Within 6 months of being here, new ministry ideas were introduced and it seemed as though the leadership was on board. Sam and the SPR hired a new preschool/family ministry director. This was all not without controversy in the church. Most churches do not handle change well. There was division and since then many people have left the church. But, many new people have also joined the church. I too have been implicated in some of the problems at church. Some people have viewed me as cold, rude and uninterested! Really they just do not know my heart! I attribute alot of the issues here too our rocky start. I came in guarded and they had expectations that I would never be able to meet. I'm not sure if some even know what those expectations are. I sure don't! Not to mention that I do not in any way fit the typical pastor's wife mold. Shocking I know! I won't go into all of the details about our current church because many of them are still fresh and raw. I think I still need time to process our most recent experiences before blogging too much about them. But, lets just say its been a tough appointment. That is no secret to anyone inside or outside of our church.

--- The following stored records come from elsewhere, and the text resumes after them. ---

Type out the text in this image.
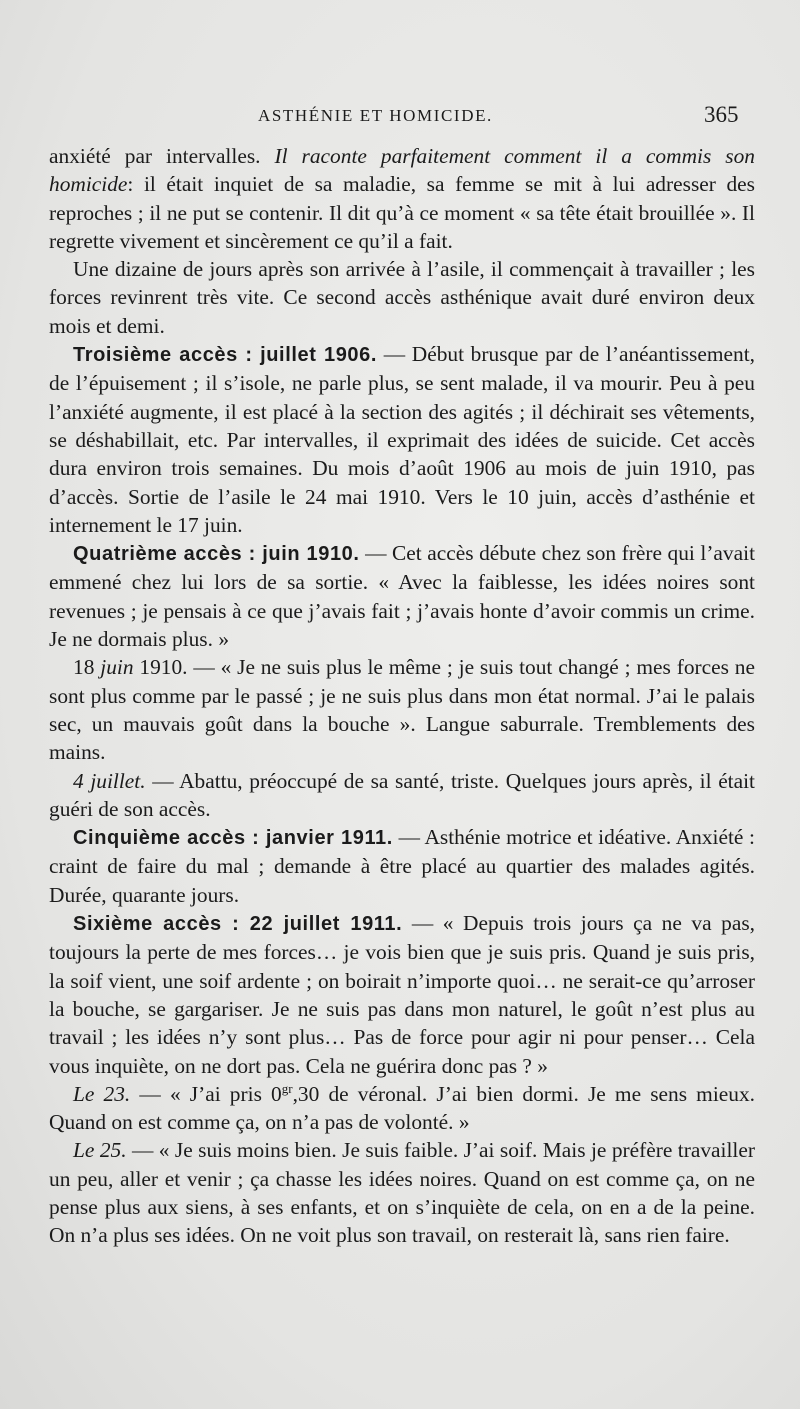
ASTHÉNIE ET HOMICIDE.	365

anxiété par intervalles. Il raconte parfaitement comment il a commis son homicide: il était inquiet de sa maladie, sa femme se mit à lui adresser des reproches ; il ne put se contenir. Il dit qu’à ce moment « sa tête était brouillée ». Il regrette vivement et sincèrement ce qu’il a fait.

Une dizaine de jours après son arrivée à l’asile, il commençait à travailler ; les forces revinrent très vite. Ce second accès asthénique avait duré environ deux mois et demi.

Troisième accès : juillet 1906. — Début brusque par de l’anéantissement, de l’épuisement ; il s’isole, ne parle plus, se sent malade, il va mourir. Peu à peu l’anxiété augmente, il est placé à la section des agités ; il déchirait ses vêtements, se déshabillait, etc. Par intervalles, il exprimait des idées de suicide. Cet accès dura environ trois semaines. Du mois d’août 1906 au mois de juin 1910, pas d’accès. Sortie de l’asile le 24 mai 1910. Vers le 10 juin, accès d’asthénie et internement le 17 juin.

Quatrième accès : juin 1910. — Cet accès débute chez son frère qui l’avait emmené chez lui lors de sa sortie. « Avec la faiblesse, les idées noires sont revenues ; je pensais à ce que j’avais fait ; j’avais honte d’avoir commis un crime. Je ne dormais plus. »

18 juin 1910. — « Je ne suis plus le même ; je suis tout changé ; mes forces ne sont plus comme par le passé ; je ne suis plus dans mon état normal. J’ai le palais sec, un mauvais goût dans la bouche ». Langue saburrale. Tremblements des mains.

4 juillet. — Abattu, préoccupé de sa santé, triste. Quelques jours après, il était guéri de son accès.

Cinquième accès : janvier 1911. — Asthénie motrice et idéative. Anxiété : craint de faire du mal ; demande à être placé au quartier des malades agités. Durée, quarante jours.

Sixième accès : 22 juillet 1911. — « Depuis trois jours ça ne va pas, toujours la perte de mes forces… je vois bien que je suis pris. Quand je suis pris, la soif vient, une soif ardente ; on boirait n’importe quoi… ne serait-ce qu’arroser la bouche, se gargariser. Je ne suis pas dans mon naturel, le goût n’est plus au travail ; les idées n’y sont plus… Pas de force pour agir ni pour penser… Cela vous inquiète, on ne dort pas. Cela ne guérira donc pas ? »

Le 23. — « J’ai pris $0^{gr},30$ de véronal. J’ai bien dormi. Je me sens mieux. Quand on est comme ça, on n’a pas de volonté. »

Le 25. — « Je suis moins bien. Je suis faible. J’ai soif. Mais je préfère travailler un peu, aller et venir ; ça chasse les idées noires. Quand on est comme ça, on ne pense plus aux siens, à ses enfants, et on s’inquiète de cela, on en a de la peine. On n’a plus ses idées. On ne voit plus son travail, on resterait là, sans rien faire.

Since being at Waleska UMC our family has been blessed yet again with another beautiful baby. We had to turn to clomid again but thank God for medical technology. Anna Kathryn Hamby was born on
Things are starting to settle down some and we have been very proud of those who have been faithful at our church. We believe that there is still ministry to be done here and that at least for the next year, we are to remain here to see it through. Sam is also exploring several different doctoral degree programs. That is still very up in the air! But, we are excited to see what the next appointment year brings!
So that is it! That is how I became a pastor's wife and some of my experiences thus far. I certainly never dreamed that it is what I would be one day but, I am learning to embrace it and discovering what my passions for ministry are. Thank you for reading this very long post. I promise they won't all be this long!